My answer is remember not too long ago when the talk of the day was "men having a _feminine_ side"?


----------



## RadishRose (Feb 7, 2020)

I had a little Honda back in the 70's. The guys all wanted to take it to DMV to use it for their tests.


----------



## Keesha (Feb 7, 2020)

Had a Suzuki 400 which was my first vehicle I purchased and I drove it halfway across  Canada including the mountains of BC. Bought a Kawasaki later which I loved. My husband made me get rid of it though. He was scared .


----------



## jujube (Feb 7, 2020)

Those shorts are especially fetching with the blinding white crew socks and athletic shoes.  Tres chic!


----------



## Butterfly (Feb 7, 2020)

Marlene said:


> Ah, the old saying "the more things change, the more they stay the same" does NOT hold true these days.  Now really folks, can you even imagine a fellow of our generation wearing these atrocious looking shorts?????
> 
> https://trendings.net/lace-shorts-a...9iI4wcN7P_lSjumt7B6HPfePz5AMeV7LOKSJRjd2vFm5Y



Those look utterly ridiculous!  I can't imagine a male of ANY generation wearing those shorts out in public.


----------



## Lakeland living (Feb 8, 2020)

Seen some strange things, the lace shorts for men....lol.
    Bikes and scooters, started riding a moped I think when I was 12 or so. It belonged to a friend that did not like to ride it.
I owned some bigger bikes and still feel the urge every spring.
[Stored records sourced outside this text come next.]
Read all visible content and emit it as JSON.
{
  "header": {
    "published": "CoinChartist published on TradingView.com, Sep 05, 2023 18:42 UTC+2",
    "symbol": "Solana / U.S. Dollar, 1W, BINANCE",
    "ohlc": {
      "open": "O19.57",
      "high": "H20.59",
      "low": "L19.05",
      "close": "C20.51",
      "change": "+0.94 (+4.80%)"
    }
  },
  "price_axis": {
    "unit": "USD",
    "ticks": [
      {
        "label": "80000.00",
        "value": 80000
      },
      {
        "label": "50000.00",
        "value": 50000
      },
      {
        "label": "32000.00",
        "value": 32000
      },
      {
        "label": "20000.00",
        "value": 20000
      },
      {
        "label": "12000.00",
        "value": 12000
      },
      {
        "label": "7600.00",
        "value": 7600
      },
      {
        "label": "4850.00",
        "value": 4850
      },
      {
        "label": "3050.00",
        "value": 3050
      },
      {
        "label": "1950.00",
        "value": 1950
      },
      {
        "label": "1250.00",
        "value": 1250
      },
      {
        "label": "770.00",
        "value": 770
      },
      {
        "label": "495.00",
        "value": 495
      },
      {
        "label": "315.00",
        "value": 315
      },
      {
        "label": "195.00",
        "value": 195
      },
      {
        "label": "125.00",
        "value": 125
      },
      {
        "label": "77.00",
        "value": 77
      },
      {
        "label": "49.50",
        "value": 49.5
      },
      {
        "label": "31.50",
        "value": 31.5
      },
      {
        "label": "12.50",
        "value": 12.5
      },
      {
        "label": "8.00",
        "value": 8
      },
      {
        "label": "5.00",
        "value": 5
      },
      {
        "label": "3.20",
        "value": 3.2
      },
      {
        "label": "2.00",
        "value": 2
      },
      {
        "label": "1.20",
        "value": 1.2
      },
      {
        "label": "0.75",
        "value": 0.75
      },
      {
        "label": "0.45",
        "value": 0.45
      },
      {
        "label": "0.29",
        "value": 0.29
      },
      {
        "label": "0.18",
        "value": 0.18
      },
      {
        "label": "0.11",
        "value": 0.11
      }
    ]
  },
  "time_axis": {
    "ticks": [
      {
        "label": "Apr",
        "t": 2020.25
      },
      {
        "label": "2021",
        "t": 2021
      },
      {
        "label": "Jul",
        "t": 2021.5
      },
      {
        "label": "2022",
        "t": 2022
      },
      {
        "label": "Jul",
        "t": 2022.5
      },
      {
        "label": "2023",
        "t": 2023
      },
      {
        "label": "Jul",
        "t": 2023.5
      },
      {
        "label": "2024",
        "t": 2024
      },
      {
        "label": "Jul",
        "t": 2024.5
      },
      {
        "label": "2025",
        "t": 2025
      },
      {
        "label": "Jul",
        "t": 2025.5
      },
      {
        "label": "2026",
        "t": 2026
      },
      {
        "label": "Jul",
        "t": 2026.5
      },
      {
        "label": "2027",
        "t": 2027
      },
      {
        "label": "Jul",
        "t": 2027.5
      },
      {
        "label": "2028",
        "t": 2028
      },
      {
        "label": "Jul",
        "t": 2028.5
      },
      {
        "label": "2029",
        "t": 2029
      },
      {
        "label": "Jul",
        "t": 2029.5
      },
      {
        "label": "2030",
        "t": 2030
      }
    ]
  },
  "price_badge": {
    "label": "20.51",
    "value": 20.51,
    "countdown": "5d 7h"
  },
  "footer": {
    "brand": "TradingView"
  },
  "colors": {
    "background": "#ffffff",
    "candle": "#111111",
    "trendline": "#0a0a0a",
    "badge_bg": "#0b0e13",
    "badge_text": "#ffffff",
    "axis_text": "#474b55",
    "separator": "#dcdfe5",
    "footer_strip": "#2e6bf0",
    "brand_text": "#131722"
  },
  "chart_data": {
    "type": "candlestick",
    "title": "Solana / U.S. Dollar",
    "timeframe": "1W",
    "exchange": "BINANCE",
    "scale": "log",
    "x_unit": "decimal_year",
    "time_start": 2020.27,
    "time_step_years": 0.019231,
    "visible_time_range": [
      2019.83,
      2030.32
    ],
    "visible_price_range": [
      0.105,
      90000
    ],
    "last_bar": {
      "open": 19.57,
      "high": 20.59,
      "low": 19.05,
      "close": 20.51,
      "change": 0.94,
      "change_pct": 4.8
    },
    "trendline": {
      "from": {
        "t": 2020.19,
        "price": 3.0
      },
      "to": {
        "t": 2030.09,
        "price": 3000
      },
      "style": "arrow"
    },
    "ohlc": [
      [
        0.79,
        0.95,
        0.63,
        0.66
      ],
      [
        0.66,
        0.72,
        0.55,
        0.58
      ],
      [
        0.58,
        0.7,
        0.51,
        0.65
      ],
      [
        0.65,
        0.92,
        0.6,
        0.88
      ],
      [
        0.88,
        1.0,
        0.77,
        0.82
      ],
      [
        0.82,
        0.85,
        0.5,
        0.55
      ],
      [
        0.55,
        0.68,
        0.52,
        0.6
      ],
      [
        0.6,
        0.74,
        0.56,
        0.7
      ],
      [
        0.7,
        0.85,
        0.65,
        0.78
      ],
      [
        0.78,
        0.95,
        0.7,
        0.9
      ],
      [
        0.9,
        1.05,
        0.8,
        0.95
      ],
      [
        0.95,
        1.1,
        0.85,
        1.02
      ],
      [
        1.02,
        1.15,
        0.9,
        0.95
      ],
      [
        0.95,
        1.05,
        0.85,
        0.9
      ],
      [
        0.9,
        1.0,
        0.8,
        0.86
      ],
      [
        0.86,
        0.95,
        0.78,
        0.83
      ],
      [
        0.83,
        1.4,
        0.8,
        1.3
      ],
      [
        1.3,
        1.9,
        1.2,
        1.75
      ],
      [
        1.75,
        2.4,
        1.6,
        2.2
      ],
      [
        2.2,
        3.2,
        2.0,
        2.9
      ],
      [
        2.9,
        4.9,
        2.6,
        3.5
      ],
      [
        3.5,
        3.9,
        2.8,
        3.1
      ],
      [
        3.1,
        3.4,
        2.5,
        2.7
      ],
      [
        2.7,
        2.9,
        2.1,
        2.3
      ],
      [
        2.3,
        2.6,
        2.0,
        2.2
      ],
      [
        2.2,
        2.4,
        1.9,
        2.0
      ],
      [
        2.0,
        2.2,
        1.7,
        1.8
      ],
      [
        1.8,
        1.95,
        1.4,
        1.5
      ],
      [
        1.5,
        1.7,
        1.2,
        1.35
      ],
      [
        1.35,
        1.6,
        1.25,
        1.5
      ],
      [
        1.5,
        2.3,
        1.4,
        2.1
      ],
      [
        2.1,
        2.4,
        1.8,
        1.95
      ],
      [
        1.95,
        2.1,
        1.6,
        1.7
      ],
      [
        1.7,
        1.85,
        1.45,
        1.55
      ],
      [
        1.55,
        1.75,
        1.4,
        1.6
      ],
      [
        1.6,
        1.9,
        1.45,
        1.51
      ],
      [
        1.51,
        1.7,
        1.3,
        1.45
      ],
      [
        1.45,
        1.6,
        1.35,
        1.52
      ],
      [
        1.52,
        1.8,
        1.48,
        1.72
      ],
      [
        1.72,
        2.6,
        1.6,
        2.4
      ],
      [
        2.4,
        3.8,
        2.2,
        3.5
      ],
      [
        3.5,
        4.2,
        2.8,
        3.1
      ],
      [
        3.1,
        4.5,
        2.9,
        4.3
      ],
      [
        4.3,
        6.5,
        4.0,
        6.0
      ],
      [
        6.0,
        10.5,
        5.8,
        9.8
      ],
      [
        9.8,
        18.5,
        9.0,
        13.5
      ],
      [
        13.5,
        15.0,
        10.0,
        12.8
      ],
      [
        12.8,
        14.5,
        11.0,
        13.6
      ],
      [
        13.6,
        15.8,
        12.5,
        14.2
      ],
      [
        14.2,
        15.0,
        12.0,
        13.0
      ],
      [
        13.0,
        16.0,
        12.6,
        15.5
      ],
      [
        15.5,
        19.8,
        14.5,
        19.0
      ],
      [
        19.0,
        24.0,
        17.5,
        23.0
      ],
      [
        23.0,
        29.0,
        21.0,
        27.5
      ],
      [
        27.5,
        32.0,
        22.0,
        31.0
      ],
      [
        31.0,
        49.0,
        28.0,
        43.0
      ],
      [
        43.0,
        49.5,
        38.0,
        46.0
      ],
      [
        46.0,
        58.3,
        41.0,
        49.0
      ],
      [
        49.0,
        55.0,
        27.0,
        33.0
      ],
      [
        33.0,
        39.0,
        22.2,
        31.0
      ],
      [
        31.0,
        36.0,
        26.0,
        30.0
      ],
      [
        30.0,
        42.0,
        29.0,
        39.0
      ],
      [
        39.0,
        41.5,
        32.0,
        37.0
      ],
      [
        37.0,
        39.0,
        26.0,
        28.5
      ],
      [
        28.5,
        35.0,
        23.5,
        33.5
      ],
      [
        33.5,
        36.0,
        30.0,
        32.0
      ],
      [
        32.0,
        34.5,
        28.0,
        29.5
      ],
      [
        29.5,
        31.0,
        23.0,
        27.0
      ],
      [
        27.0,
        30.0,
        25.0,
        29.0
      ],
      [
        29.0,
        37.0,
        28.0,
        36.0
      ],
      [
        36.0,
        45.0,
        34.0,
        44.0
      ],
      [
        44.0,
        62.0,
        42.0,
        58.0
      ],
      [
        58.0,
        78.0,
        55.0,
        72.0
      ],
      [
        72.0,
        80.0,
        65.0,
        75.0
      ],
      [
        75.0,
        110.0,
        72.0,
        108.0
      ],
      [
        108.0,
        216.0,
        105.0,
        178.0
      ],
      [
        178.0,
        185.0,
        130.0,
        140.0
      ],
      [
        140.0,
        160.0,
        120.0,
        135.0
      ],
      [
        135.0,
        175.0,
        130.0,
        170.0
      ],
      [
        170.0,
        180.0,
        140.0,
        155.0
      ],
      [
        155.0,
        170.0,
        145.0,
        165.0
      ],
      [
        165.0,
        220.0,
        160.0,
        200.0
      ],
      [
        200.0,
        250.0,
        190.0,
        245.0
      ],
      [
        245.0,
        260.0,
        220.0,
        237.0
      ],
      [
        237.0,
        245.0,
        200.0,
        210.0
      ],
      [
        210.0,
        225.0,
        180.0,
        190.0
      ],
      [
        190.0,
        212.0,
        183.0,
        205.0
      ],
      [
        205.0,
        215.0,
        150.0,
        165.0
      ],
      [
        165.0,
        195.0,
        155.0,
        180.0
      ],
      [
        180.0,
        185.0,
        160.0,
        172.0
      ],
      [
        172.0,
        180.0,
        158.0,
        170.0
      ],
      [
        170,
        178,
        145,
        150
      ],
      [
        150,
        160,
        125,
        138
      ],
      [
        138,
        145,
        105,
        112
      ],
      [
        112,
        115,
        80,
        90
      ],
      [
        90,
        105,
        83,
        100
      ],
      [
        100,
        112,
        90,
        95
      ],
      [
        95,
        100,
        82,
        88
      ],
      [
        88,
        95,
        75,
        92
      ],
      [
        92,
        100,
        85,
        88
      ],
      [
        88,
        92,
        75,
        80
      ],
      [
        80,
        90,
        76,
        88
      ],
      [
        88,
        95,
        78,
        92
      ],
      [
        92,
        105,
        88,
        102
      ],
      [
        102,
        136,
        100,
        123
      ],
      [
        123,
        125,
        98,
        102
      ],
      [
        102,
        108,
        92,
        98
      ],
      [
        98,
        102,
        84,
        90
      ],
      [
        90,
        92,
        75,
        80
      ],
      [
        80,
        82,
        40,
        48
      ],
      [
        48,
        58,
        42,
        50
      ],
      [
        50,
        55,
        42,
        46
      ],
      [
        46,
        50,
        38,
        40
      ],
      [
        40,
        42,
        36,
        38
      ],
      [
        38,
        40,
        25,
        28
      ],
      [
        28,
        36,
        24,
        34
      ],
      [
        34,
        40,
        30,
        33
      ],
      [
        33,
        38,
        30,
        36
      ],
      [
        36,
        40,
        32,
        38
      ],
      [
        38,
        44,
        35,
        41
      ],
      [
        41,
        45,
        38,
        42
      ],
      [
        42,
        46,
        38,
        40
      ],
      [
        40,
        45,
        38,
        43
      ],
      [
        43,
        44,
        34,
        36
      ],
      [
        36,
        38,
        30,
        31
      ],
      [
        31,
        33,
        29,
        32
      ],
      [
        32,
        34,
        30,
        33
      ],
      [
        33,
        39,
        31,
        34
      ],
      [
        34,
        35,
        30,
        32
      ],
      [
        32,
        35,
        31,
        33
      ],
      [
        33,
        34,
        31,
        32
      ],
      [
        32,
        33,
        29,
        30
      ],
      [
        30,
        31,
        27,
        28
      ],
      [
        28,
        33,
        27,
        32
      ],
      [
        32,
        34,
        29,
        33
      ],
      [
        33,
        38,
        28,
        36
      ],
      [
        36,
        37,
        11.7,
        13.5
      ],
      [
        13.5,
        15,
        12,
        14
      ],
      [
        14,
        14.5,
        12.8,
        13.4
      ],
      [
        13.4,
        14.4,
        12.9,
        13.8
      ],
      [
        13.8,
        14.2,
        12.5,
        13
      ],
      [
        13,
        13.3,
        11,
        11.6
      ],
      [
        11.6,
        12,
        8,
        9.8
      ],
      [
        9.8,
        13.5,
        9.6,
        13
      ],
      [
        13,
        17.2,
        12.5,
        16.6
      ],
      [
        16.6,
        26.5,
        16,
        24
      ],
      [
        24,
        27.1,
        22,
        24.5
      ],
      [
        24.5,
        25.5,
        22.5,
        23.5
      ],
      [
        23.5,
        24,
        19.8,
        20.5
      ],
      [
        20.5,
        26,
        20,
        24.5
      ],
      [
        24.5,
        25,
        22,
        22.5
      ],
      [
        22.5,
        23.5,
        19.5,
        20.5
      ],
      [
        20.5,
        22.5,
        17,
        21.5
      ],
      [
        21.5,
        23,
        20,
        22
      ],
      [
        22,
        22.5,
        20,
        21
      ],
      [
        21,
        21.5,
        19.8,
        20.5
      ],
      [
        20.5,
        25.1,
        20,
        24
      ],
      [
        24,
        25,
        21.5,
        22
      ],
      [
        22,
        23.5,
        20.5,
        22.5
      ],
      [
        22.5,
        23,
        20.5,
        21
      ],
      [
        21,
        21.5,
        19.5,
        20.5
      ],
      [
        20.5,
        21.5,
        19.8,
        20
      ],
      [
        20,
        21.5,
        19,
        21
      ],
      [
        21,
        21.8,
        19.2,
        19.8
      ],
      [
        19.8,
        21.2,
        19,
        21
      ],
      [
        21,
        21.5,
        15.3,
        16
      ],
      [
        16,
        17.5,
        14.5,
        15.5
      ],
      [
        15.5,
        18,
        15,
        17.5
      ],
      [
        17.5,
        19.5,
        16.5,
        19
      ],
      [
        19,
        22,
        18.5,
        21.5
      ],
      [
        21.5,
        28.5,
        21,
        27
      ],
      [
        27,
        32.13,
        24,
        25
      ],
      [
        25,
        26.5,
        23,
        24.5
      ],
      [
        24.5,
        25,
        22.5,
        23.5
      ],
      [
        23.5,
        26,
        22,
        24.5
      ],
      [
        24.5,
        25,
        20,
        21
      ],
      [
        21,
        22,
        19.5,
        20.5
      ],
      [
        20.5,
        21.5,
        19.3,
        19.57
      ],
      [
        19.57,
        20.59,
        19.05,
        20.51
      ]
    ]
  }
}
Now they have the electric bikes in Canada, I don't think the riders need a license to drive them. That is scary when you see them in traffic cutting cars off. Just a personal view


----------



## Lakeland living (Feb 8, 2020)

*Electric Bike & Electric Scooter Laws & Regulations in Canada*


Owning an Electric Bike in Canada is easy. These vehicles are also known as power-assisted bicycles, electric scooters, e-bikes and e-scooters, and the laws for them are very similar to a traditional bicycle. They require no license, plates or insurance to own or operate. In Canada, Power Assisted Bicycles are classified under Federal law and each province can make minor changes such as age requirements and each municipality can make changes as to where they are permitted to be used.
We have put together a list below to some useful links to Federal, Provincial and municipal government websites. Power Assisted Bicycles (electric bikes, electric scooters, e-bikes and e-scooters) are encouraged by all levels of Government in Canada.


----------



## Aunt Bea (Feb 8, 2020)

_“Never look back unless you are planning to go that way” _- Henry David Thoreau


----------